Most of us live in a convenient space where people are neatly divided under two, completely separate genders. While we know the issues of belonging to our gender, we have never given a thought to how it must be to have our gender under a scanner.

This is something Dutee Chand, 18, has been dealing with. And has had the biggest shocks of her life connected to. This June, she won two gold medals at the Junior Athletics Championships. She was set to compete in the IAAF and Commonwealth Games when on July 12 her world began to crumble. The doctor at the Sports Authority of India called her, conducted some tests over three days and told her, without giving any explanation, that she couldn’t compete. She first thought she may not have cleared the drugs tests. But she knew she had never taken any drugs.

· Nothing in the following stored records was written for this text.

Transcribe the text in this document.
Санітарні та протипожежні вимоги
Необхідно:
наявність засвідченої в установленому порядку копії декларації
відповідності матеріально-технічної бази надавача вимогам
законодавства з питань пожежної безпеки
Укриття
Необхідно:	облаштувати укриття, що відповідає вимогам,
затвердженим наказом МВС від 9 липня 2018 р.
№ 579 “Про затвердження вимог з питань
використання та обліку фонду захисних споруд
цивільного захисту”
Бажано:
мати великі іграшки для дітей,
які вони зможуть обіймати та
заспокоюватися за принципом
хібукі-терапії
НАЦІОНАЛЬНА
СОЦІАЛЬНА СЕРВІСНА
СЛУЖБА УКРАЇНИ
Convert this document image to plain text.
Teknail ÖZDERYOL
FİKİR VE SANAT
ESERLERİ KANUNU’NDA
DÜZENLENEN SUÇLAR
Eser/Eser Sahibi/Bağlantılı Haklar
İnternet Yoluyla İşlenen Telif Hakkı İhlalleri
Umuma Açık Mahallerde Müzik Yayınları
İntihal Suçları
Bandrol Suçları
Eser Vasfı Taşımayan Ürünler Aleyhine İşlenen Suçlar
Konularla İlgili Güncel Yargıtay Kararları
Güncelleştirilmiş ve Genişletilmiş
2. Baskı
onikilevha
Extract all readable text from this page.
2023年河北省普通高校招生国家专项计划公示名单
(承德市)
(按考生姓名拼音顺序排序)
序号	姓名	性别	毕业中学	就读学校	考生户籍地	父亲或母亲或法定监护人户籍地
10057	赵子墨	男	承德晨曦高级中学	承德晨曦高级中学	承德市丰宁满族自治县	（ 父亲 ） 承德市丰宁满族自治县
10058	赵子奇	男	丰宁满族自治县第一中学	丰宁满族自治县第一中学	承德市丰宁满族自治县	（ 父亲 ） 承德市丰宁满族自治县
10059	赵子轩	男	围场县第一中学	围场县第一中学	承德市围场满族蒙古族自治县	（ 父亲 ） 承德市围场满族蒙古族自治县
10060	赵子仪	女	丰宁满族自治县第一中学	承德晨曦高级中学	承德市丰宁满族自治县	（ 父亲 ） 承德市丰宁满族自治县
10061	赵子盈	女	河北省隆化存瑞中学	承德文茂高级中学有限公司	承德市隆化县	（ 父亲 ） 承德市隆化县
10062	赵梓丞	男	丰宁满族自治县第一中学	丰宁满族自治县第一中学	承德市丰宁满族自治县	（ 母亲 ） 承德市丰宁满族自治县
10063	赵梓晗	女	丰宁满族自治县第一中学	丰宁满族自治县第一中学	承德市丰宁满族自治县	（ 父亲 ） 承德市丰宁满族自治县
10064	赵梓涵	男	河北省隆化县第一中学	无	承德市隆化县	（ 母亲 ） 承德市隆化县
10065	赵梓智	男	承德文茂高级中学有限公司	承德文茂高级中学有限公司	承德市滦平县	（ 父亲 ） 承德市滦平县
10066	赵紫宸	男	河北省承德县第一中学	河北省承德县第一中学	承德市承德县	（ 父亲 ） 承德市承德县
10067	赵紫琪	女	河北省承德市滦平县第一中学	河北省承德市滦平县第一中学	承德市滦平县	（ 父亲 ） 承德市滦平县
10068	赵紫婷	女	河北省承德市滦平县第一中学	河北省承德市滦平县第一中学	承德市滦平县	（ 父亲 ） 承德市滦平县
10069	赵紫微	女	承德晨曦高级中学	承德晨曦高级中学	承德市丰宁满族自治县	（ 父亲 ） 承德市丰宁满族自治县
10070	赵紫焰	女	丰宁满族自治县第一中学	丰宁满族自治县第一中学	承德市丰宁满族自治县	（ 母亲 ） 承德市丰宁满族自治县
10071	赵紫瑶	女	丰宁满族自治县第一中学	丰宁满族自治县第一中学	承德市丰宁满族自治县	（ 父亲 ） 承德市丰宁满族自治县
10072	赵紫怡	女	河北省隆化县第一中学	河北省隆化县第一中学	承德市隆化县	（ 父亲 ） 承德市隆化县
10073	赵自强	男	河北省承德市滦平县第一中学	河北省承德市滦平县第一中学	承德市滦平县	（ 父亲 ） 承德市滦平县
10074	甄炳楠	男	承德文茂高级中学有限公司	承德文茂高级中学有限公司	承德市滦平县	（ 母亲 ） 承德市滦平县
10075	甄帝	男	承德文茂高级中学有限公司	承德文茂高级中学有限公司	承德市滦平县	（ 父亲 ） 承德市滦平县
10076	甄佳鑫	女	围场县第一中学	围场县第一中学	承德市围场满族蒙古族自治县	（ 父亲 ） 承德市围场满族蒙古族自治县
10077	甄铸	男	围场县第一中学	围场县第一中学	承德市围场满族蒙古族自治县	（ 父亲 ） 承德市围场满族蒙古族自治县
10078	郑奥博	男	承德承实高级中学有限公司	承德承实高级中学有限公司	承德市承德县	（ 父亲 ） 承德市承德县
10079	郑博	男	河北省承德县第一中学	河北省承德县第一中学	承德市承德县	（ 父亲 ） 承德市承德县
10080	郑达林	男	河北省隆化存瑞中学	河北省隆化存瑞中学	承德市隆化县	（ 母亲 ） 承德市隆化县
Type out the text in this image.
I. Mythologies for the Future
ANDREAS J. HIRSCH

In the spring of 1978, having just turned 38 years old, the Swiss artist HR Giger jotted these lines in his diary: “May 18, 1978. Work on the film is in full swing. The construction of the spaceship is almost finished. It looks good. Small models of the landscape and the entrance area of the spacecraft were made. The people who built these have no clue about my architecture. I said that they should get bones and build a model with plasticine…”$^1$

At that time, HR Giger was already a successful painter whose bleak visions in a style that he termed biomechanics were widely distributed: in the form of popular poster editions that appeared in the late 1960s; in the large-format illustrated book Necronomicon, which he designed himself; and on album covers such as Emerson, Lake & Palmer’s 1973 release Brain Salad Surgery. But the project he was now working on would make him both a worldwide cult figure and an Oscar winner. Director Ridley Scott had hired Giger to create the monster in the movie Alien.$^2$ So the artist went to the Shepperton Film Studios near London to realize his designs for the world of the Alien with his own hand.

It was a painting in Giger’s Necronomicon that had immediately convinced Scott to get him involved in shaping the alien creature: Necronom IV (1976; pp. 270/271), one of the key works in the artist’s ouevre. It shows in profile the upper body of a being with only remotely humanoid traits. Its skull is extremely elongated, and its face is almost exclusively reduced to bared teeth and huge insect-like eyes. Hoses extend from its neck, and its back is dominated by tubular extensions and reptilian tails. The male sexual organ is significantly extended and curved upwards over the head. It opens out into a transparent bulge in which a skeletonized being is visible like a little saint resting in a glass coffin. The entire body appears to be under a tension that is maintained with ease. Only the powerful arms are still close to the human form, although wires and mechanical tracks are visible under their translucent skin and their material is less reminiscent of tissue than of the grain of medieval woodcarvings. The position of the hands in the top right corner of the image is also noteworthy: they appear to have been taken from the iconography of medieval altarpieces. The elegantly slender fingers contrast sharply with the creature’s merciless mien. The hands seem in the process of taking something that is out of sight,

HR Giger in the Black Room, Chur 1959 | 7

What she didn’t know is that she had a condition medically known as hyperandrogenism. Due to this, she produces more of testosterone, the ‘male’ hormone, than the average woman. So she was barred from competing as a woman.

It would feel strange if your gender identity was questioned, even more if you were not allowed to do your work due to it. Interestingly, in science there isn’t even one marker that conclusively separates male from female. Every woman produces male hormones, men produce female hormones. The gender as we recognise is a blend of many factors in many nuances. Let’s say, there’s no litmus test for defining a person’s gender. Most of us fall in the range where we ‘appear’ like men or women to everyone else. But in sports this is put under the scanner quite intrusively.

Does an unclear, gender-specific appearance of a person make us judge them beyond their work and behaviour?


Do leave behind your answer.



1 comment:

  1. This is an interesting topic to discuss. How much ever we may say, we do base our understanding- if not judgment- of a a person on his appearance. While we react to features to varying degrees, a reaction to 'male looking' woman or a 'female-looking' man is definitely there. This post gives a lot of food for thought.